GREENBELT – More federal charges have been filed in the liquor board bribery conspiracy involving county and state officials.
Today, federal prosecutors announced Felix Nelson Ayala, an attorney and the founder of the non-profit Salvadoran Business Caucus (Caucus Salvadoreno Empresarial Inc. (CSE)) who lives in Rockville, has been charged with bribery and making false statements. He is set to appear in U.S. District Court in Greenbelt this afternoon.
According to the U.S. Attorney’s Office for the District of Maryland, Ayala is accused of making bribery payments in the amount of $5,000 to former county councilman and state delegate William Campos for fiscal years 2012 through 2015. In return, CSE received $25,000 in county grant funds each of those years, the affidavit alleges.
Federal law enforcement agents say they have photographs of Ayala making bribe payments to Campos on Sept. 23, 2014, at a Silver Spring restaurant and on Jan. 8, 2015, at Ayala’s Washington, D.C. law office. But when they questioned Ayala on Jan. 5, 2017, he allegedly “denied providing anything of value to Campos in exchange for receiving Prince George’s County grant money for CSE,” the U.S. attorney’s office said.

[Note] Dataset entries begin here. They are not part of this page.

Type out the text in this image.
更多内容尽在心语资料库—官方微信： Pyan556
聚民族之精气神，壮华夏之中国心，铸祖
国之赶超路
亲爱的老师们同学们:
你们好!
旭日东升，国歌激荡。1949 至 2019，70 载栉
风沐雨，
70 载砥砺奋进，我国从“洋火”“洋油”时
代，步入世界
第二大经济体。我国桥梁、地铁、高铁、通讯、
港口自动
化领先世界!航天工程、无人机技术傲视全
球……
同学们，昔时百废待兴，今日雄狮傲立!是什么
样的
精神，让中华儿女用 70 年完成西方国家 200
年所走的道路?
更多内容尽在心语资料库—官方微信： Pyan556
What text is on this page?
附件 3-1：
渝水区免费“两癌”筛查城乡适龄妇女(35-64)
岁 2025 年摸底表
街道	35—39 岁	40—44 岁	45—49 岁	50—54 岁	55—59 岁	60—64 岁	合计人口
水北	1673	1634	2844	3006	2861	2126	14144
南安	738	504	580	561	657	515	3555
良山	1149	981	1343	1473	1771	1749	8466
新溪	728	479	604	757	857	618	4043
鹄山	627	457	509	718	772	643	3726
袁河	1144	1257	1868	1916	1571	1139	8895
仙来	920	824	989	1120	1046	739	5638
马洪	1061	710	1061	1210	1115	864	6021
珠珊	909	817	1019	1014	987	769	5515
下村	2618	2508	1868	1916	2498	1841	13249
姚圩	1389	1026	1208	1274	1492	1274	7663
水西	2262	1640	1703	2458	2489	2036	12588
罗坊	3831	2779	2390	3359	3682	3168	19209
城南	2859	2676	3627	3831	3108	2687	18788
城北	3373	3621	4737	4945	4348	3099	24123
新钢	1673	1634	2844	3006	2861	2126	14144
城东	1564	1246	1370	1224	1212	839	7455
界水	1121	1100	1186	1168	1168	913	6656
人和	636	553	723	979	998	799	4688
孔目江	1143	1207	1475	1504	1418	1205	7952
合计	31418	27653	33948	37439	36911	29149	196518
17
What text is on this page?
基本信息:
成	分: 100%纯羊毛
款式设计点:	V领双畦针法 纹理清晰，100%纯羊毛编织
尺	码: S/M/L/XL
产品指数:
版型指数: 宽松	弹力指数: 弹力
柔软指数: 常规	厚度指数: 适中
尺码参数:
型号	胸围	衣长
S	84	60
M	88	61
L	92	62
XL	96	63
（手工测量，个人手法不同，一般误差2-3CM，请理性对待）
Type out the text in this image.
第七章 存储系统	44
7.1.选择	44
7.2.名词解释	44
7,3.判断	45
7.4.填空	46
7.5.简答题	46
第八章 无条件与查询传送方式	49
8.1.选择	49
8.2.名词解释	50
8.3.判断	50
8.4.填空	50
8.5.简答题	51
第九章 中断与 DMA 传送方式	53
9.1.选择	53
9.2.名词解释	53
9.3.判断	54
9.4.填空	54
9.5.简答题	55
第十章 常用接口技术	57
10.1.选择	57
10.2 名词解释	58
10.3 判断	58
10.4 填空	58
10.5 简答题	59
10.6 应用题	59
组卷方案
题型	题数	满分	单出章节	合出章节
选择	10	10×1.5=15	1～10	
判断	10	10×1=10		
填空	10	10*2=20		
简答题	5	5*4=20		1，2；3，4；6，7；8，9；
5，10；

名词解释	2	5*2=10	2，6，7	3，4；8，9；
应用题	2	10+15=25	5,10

Campos pleaded guilty in early January to charges of accepting bribes in a larger conspiracy that also involves former liquor board Commissioner Anuj Sud and former Director of the Prince George’s County Board of License Commissioners David Son, county business owners and at least one state legislator. Campos served on the county council from 2004 to 2014 and as a delegate in the General Assembly from 2014 until his abrupt resignation in 2015.
The FBI, the IRS and Prince George’s County Police Department were involved in the investigation. Gordon Johnson, special agent in charge of the FBI’s Baltimore field office, has previously said public corruption is a main area of focus for his agency.
“Public corruption is a critical issue for us at the FBI,” Johnson said. “We devote a significant amount of resources to identifying public corruption and trying to root it out at any level. It goes to the heart of the rule of law, and that’s what we’re here to try to protect.”